La baleine à bosse (ou rorqual à bosse) est une baleine à fanons qui mesure de 13 à 14 mètres de long et pèsent en moyenne 25 tonnes. La baleine à bosse effectue des sauts spectaculaires hors de l'eau, on la croise dans tous les océans du monde.

Son corps est large et robuste tandis que sa tête est aplatie. Son dos est noir mais ses longues nageoires pectorales sont blanches. Son souffle, en forme de ballon, est presque aussi large que haut et peut atteindre 3 mètres.

Grâce

Malgré sa silhouette ronde et robuste, ce rorqual bondit avec grâce hors de l'eau. Facile à identifier, il est le cétacé le mieux connu des chercheurs, notamment pour ses habitudes migratoires. Il possède un répertoire vocal particulièremenr riche lié à ses activités sociales.
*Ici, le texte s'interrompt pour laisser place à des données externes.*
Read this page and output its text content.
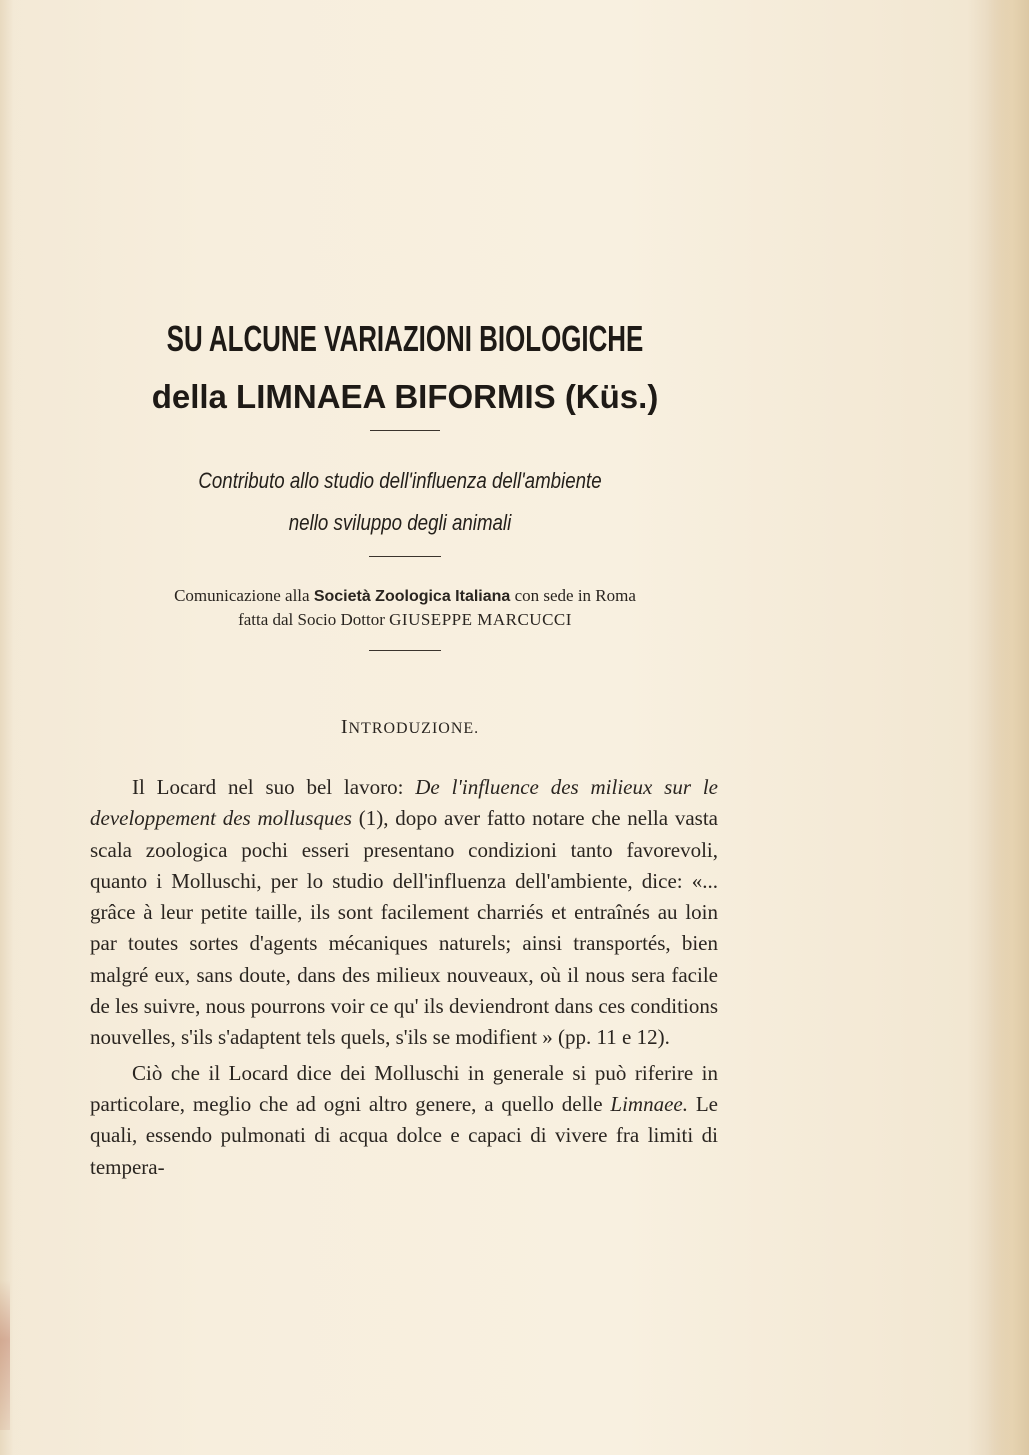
SU ALCUNE VARIAZIONI BIOLOGICHE
della LIMNAEA BIFORMIS (Küs.)

Contributo allo studio dell'influenza dell'ambiente

nello sviluppo degli animali

Comunicazione alla Società Zoologica Italiana con sede in Roma
fatta dal Socio Dottor GIUSEPPE MARCUCCI
INTRODUZIONE.

Il Locard nel suo bel lavoro: De l'influence des milieux sur le developpement des mollusques (1), dopo aver fatto notare che nella vasta scala zoologica pochi esseri presentano condizioni tanto favorevoli, quanto i Molluschi, per lo studio dell'influenza dell'ambiente, dice: «... grâce à leur petite taille, ils sont facilement charriés et entraînés au loin par toutes sortes d'agents mécaniques naturels; ainsi transportés, bien malgré eux, sans doute, dans des milieux nouveaux, où il nous sera facile de les suivre, nous pourrons voir ce qu' ils deviendront dans ces conditions nouvelles, s'ils s'adaptent tels quels, s'ils se modifient » (pp. 11 e 12).

Ciò che il Locard dice dei Molluschi in generale si può riferire in particolare, meglio che ad ogni altro genere, a quello delle Limnaee. Le quali, essendo pulmonati di acqua dolce e capaci di vivere fra limiti di tempera-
Dans le Saint-Laurent, les rorquals à bosse fréquentent les eaux côtières du golfe et de l'estuaire en été. Ils sont assez mobiles et on les aperçoit dans plusieurs régions du golfe: Minganie, Anticosti, Gaspésie et estuaire. Une augmentation de la fréquentation des baleines à bosse dans le Saint-Laurent est observée depuis la fin des années 1990.